# Angeln am Lago Maggiore, Lago di Gard und Lago di Como



## Gioventu (17. Januar 2005)

Tag

Viele haben schon über diese Seen geschrieben. Was mich aber wundern würde ist, was für Angeltechniken erlaubt sind. z.B. lebender Köderfisch, mit oder ohne Wiederhacken. Oder hat jemand ein Reglement auf Deutsch vorhanden?

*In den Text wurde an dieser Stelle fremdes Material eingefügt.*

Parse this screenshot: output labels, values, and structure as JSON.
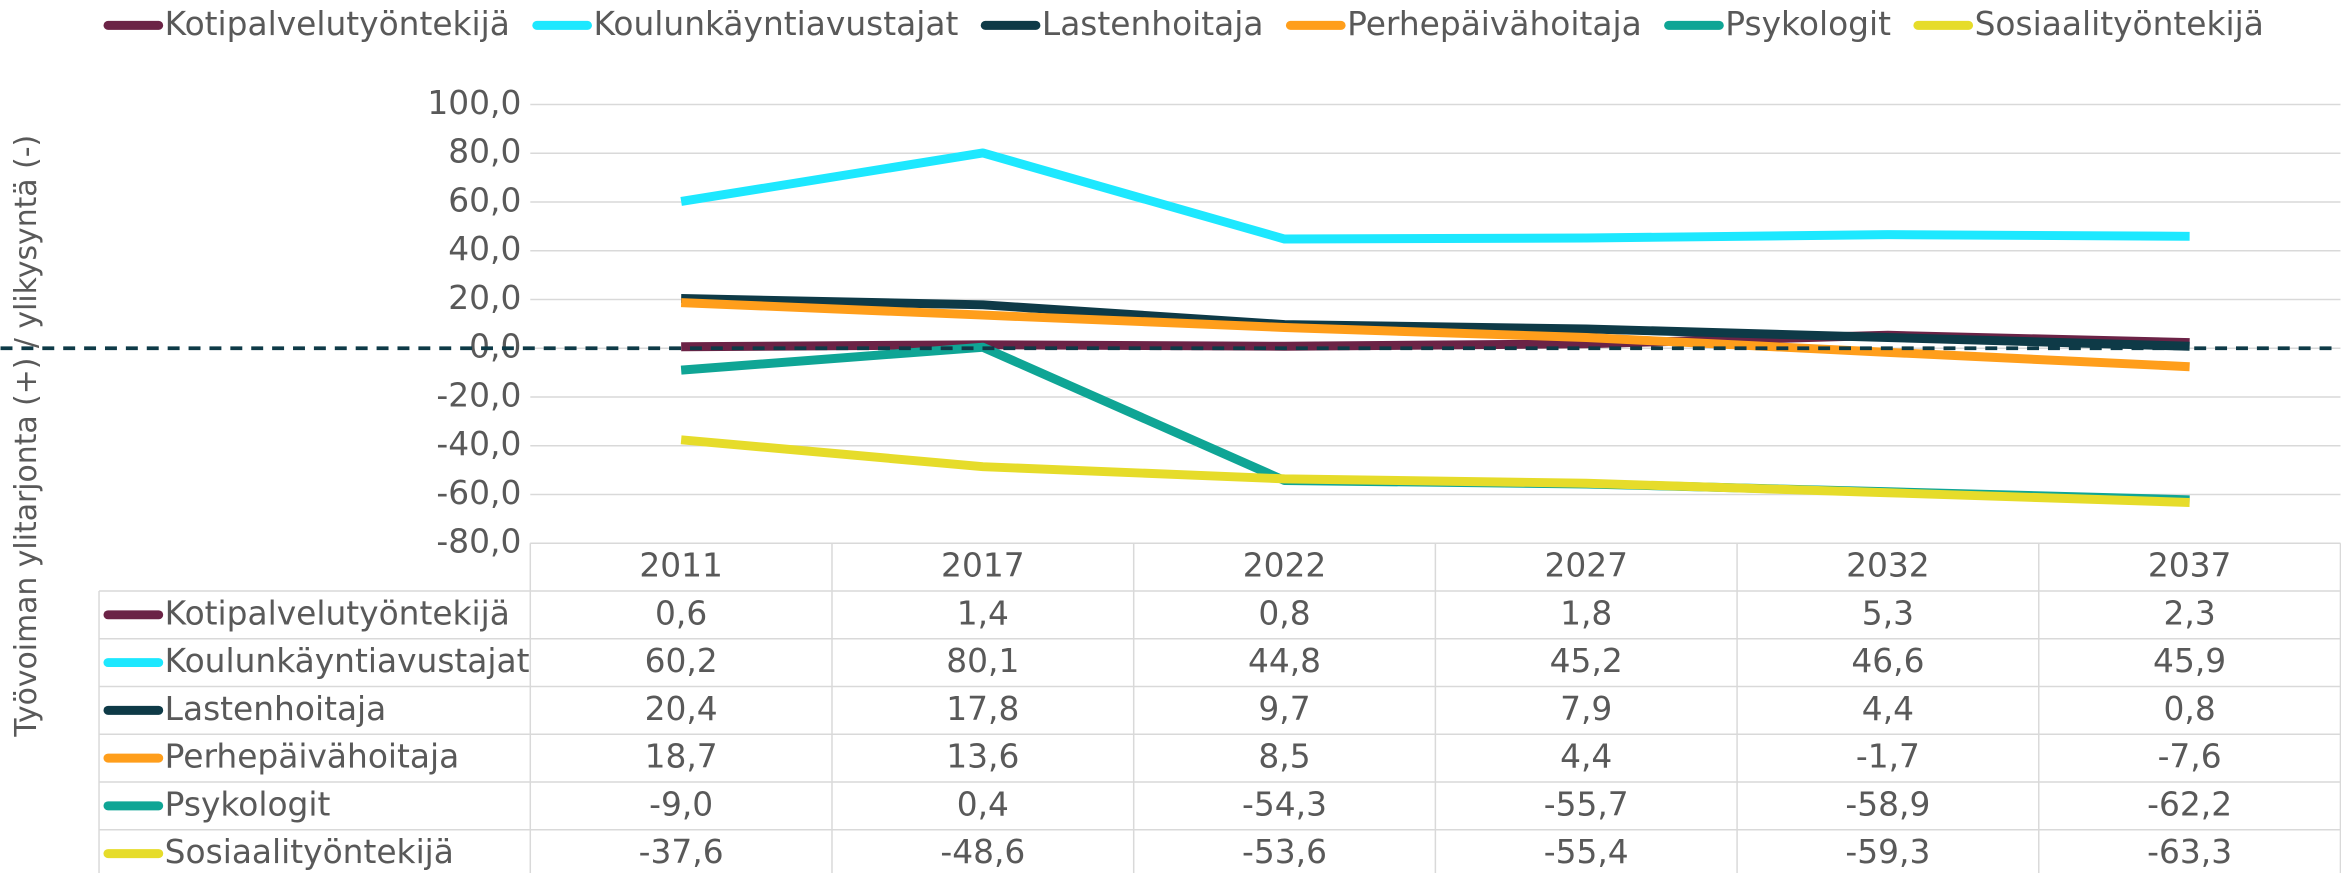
{
  "chart_data": {
    "type": "line",
    "y_axis_label": "Työvoiman ylitarjonta (+) / ylikysyntä (-)",
    "categories": [
      "2011",
      "2017",
      "2022",
      "2027",
      "2032",
      "2037"
    ],
    "ylim": [
      -80,
      100
    ],
    "yticks": [
      {
        "value": -80,
        "label": "-80,0"
      },
      {
        "value": -60,
        "label": "-60,0"
      },
      {
        "value": -40,
        "label": "-40,0"
      },
      {
        "value": -20,
        "label": "-20,0"
      },
      {
        "value": 0,
        "label": "0,0"
      },
      {
        "value": 20,
        "label": "20,0"
      },
      {
        "value": 40,
        "label": "40,0"
      },
      {
        "value": 60,
        "label": "60,0"
      },
      {
        "value": 80,
        "label": "80,0"
      },
      {
        "value": 100,
        "label": "100,0"
      }
    ],
    "grid": true,
    "legend": "top",
    "series": [
      {
        "name": "Kotipalvelutyöntekijä",
        "color": "#6b2346",
        "values": [
          0.6,
          1.4,
          0.8,
          1.8,
          5.3,
          2.3
        ],
        "value_labels": [
          "0,6",
          "1,4",
          "0,8",
          "1,8",
          "5,3",
          "2,3"
        ]
      },
      {
        "name": "Koulunkäyntiavustajat",
        "color": "#1de8ff",
        "values": [
          60.2,
          80.1,
          44.8,
          45.2,
          46.6,
          45.9
        ],
        "value_labels": [
          "60,2",
          "80,1",
          "44,8",
          "45,2",
          "46,6",
          "45,9"
        ]
      },
      {
        "name": "Lastenhoitaja",
        "color": "#0e3a47",
        "values": [
          20.4,
          17.8,
          9.7,
          7.9,
          4.4,
          0.8
        ],
        "value_labels": [
          "20,4",
          "17,8",
          "9,7",
          "7,9",
          "4,4",
          "0,8"
        ]
      },
      {
        "name": "Perhepäivähoitaja",
        "color": "#ff9e1b",
        "values": [
          18.7,
          13.6,
          8.5,
          4.4,
          -1.7,
          -7.6
        ],
        "value_labels": [
          "18,7",
          "13,6",
          "8,5",
          "4,4",
          "-1,7",
          "-7,6"
        ]
      },
      {
        "name": "Psykologit",
        "color": "#0fa595",
        "values": [
          -9.0,
          0.4,
          -54.3,
          -55.7,
          -58.9,
          -62.2
        ],
        "value_labels": [
          "-9,0",
          "0,4",
          "-54,3",
          "-55,7",
          "-58,9",
          "-62,2"
        ]
      },
      {
        "name": "Sosiaalityöntekijä",
        "color": "#e6dc2a",
        "values": [
          -37.6,
          -48.6,
          -53.6,
          -55.4,
          -59.3,
          -63.3
        ],
        "value_labels": [
          "-37,6",
          "-48,6",
          "-53,6",
          "-55,4",
          "-59,3",
          "-63,3"
        ]
      }
    ]
  }
}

Wer kann mir weiterhelfen?

Gioventu


----------



## ralle (17. Januar 2005)

*AW: Angeln am Lago Maggiore, Lago di Gard und Lago di Como*

Hallo und Herzlich Willkommen  !!

Schau mal hier http://www.reisefuehrer-lagomaggiore.de/angeln.htm nach !


----------



## drogba (18. Januar 2005)

*AW: Angeln am Lago Maggiore, Lago di Gard und Lago di Como*

da ist alles erlaubt !was mich wundert warum immer wieder fragen von deutschen kommen was erluabt ist.also in allen südlichen ländern ist eiegntlich fast alles erlaubt und wenn nicht kümemr es auch keinen.lebenden köfi würde ich am lago maggiere vom ufer aus mit dem tiroler hölzel anbieten auf grosse barsche am grund oder dicke döbel


----------



## fishhunter12 (20. Januar 2005)

*AW: Angeln am Lago Maggiore, Lago di Gard und Lago di Como*

hi ich war vor zwei jahren am lago maggiore im urlaub.dort habe ich natürlich auch geangelt.zuerst habe ich mit wurm und mit einer grundmonatge geangelt doch es hat nicht mehr als dicke rotaugen gebissen.dann habe ich einem einheimischen biem angeln zugeschaut und bemerckt dass er mit einem heringsvorfach geangelt hat.dass habe ich natürlich auch ausprobiert und gleich bei dem ersten wurf 4 stück auf einmal gefangen.ich glaube diese fische nannten sich "felchen".sind so durschnittlich 30cm gross und haben ähnlichkeiten mit einem hering und einer makrele.die sind aber auf der italienischen seite geschützt und dürfen nich beangelt werden.geh einfach auf die schweizer seite dort ist es erlaubt.barsch habe ich auch gefangen aber nur kleine.dort gibt es aber jede menge grosse döbel die man auch sehr oft sehen kann.ich würde es auf döbel mit mais probieren.oder mit wurm.

sebastian


----------



## drogba (20. Januar 2005)

*AW: Angeln am Lago Maggiore, Lago di Gard und Lago di Como*

die döbel die an den anlegern rumschimmer sind nur sehr schwer zu fangen wen muste es aufm grund probieren am besten im sommer mit kirschen oder köderfischen.im herbst mit weintraube.alle montagen sind bis auf die köfi mit keinem blei zu bebleien.ganz gut ist es auch mit schwimm braot auf döbel.dort gibt es auch grosse barsche man muss nur wissen wie und wo !besondrn gut ist es vor hafen einfahrten .sag mal wo du hinfährst!die fische die du geshen hast heissen alborelle (mit dem herings vorfach).


----------



## Ernest (3. Februar 2005)

*AW: Angeln am Lago Maggiore, Lago di Gard und Lago di Como*

hallo,
die fisch die man sieht sind wie gesagt äußerst schwer zu fangen -
mit leb. köfi freelining hatte ich die bestenerfolge auf döbel - in der dunkelheit würde ich es auf zander probieren - an den bootsanlegern - mit laternenlicht - die zander stehn im dunkeln und rauben ins licht -
gruß ernest


----------